UNC-Chapel Hill is a 10-minute drive from the middle school I hoped would be a better fit for my child. Until this alert came in — before the first day of the K-12 year had even ended — I had every reason to believe my hopes were well-founded. In truth, even after this harrowing entrée, I’m still fairly confident that the district itself will offer her access to the best resources available in this part of the state.

It’s uncomfortable for me to point out that I moved to a more affluent area so that my child might have access to a level of support that was missing from her old school. I don’t relish how far above my means I had to be willing to live in order to afford housing in Chapel Hill. No family should have to uproot itself for a better academic experience. But income-based educational inequity has long been the order of the day in America.

The first day of school this year reminded me, however, that no district, no neighborhood, no academic institution is safe from the threat and the fear of gun violence. Whereas it took eight months for a gun incident to occur at my daughter’s old school, it took a scant six hours for one to happen near her new one.

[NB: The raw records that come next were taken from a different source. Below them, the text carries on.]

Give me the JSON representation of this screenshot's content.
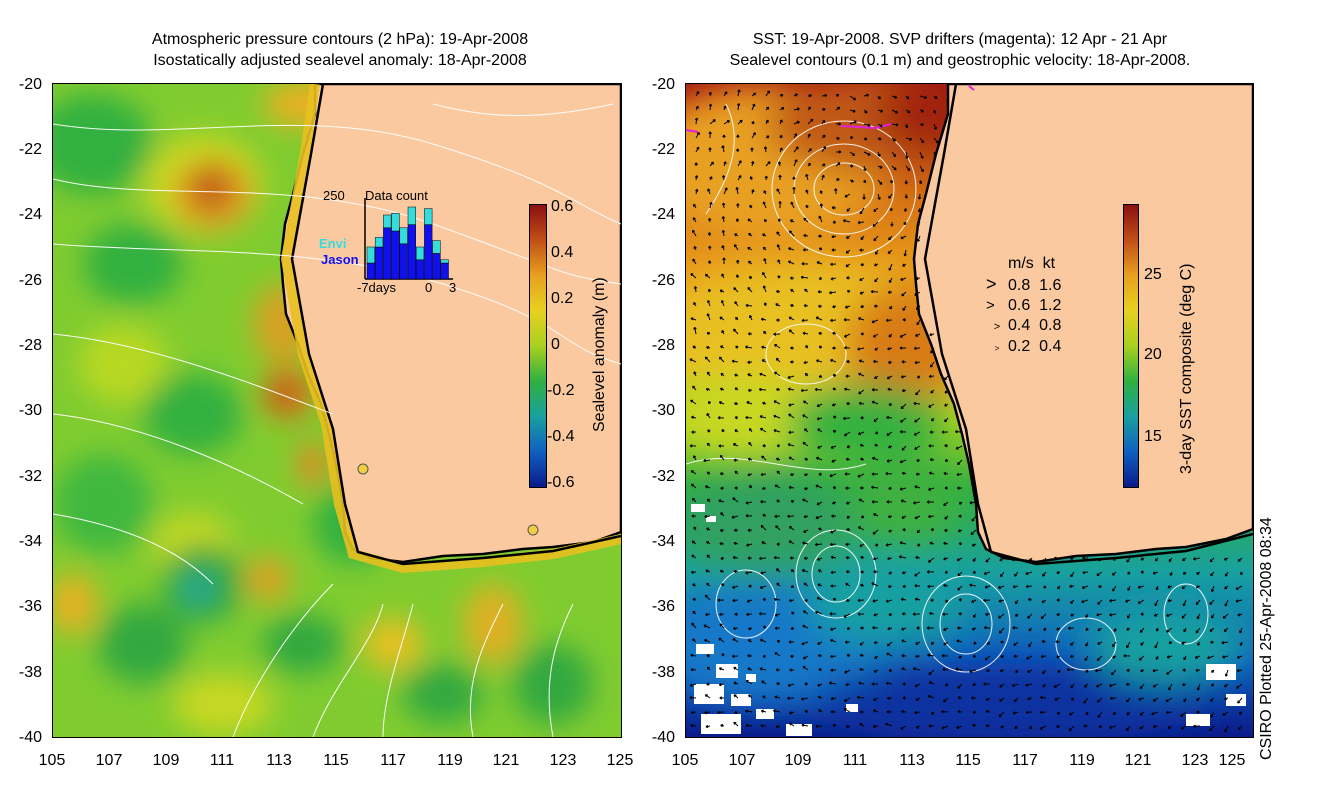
{
  "left_panel": {
    "title_line1": "Atmospheric pressure contours (2 hPa): 19-Apr-2008",
    "title_line2": "Isostatically adjusted sealevel anomaly: 18-Apr-2008",
    "y_ticks": [
      "-20",
      "-22",
      "-24",
      "-26",
      "-28",
      "-30",
      "-32",
      "-34",
      "-36",
      "-38",
      "-40"
    ],
    "x_ticks": [
      "105",
      "107",
      "109",
      "111",
      "113",
      "115",
      "117",
      "119",
      "121",
      "123",
      "125"
    ],
    "colorbar": {
      "label": "Sealevel anomaly (m)",
      "ticks": [
        "0.6",
        "0.4",
        "0.2",
        "0",
        "-0.2",
        "-0.4",
        "-0.6"
      ]
    },
    "inset": {
      "top_value": "250",
      "title": "Data count",
      "legend": [
        "Envi",
        "Jason"
      ],
      "x_labels": [
        "-7days",
        "0",
        "3"
      ],
      "envi_color": "#33dddd",
      "jason_color": "#1010ee",
      "envi_counts": [
        50,
        30,
        40,
        55,
        50,
        55,
        40,
        50,
        40,
        10
      ],
      "jason_counts": [
        50,
        100,
        160,
        150,
        110,
        170,
        60,
        170,
        80,
        50
      ]
    }
  },
  "right_panel": {
    "title_line1": "SST: 19-Apr-2008. SVP drifters (magenta): 12 Apr - 21 Apr",
    "title_line2": "Sealevel contours (0.1 m) and geostrophic velocity: 18-Apr-2008.",
    "y_ticks": [
      "-20",
      "-22",
      "-24",
      "-26",
      "-28",
      "-30",
      "-32",
      "-34",
      "-36",
      "-38",
      "-40"
    ],
    "x_ticks": [
      "105",
      "107",
      "109",
      "111",
      "113",
      "115",
      "117",
      "119",
      "121",
      "123",
      "125"
    ],
    "colorbar": {
      "label": "3-day SST composite (deg C)",
      "ticks": [
        "25",
        "20",
        "15"
      ]
    },
    "velocity_legend": {
      "header_ms": "m/s",
      "header_kt": "kt",
      "rows": [
        {
          "ms": "0.8",
          "kt": "1.6"
        },
        {
          "ms": "0.6",
          "kt": "1.2"
        },
        {
          "ms": "0.4",
          "kt": "0.8"
        },
        {
          "ms": "0.2",
          "kt": "0.4"
        }
      ]
    }
  },
  "credit": "CSIRO Plotted 25-Apr-2008 08:34",
  "colors": {
    "land": "#fac9a0",
    "coast": "#000000",
    "contour": "#ffffff",
    "drifter": "#e020e0"
  }
}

My daughter, born in 2010, has lived through at least 150 school shootings nationwide.

It’s been my hope that moving so close to a top-tier public university would not only prove to be aspirational for my daughter but also make it easier for me to ensure that she’s college-tracked between now and high school graduation. Even if those hopes are realized, this week’s tragedy made clear that she will be no safer when I drop her off at college than she was this Monday, when I saw her off to her first day of seventh grade.

I ultimately made the decision to drive to school to wait until my child was released. Neither I nor any of the dozens of parents already waiting there knew whether the threat had been contained or how far the shooter might’ve been able to travel from UNC’s campus in the hours since we received that initial message. We were all on equal footing in the car pool line, all completely helpless to affect the outcome of the crisis. All we could do was hope that our children were safer inside their schools than we were, sitting outside it.

Twenty-seven minutes after normal dismissal time, my phone dinged with an update: “All clear given.” The line began to move, and one by one, parents picked up their kids, many of whom looked no worse for wear. At ages averaging 11 to 14, they’re no strangers to shooting alerts and lockdowns, either. If they’ve attended public schools for most of their academic lives, they’ve probably performed at least one active shooter drill in the last decade. They’ve lived through mass shootings at public schools and universities. My daughter, born in 2010, has lived through at least 150 school shootings nationwide.

Those numbers are only likely to increase, regardless of where we find ourselves living by the time she leaves for college.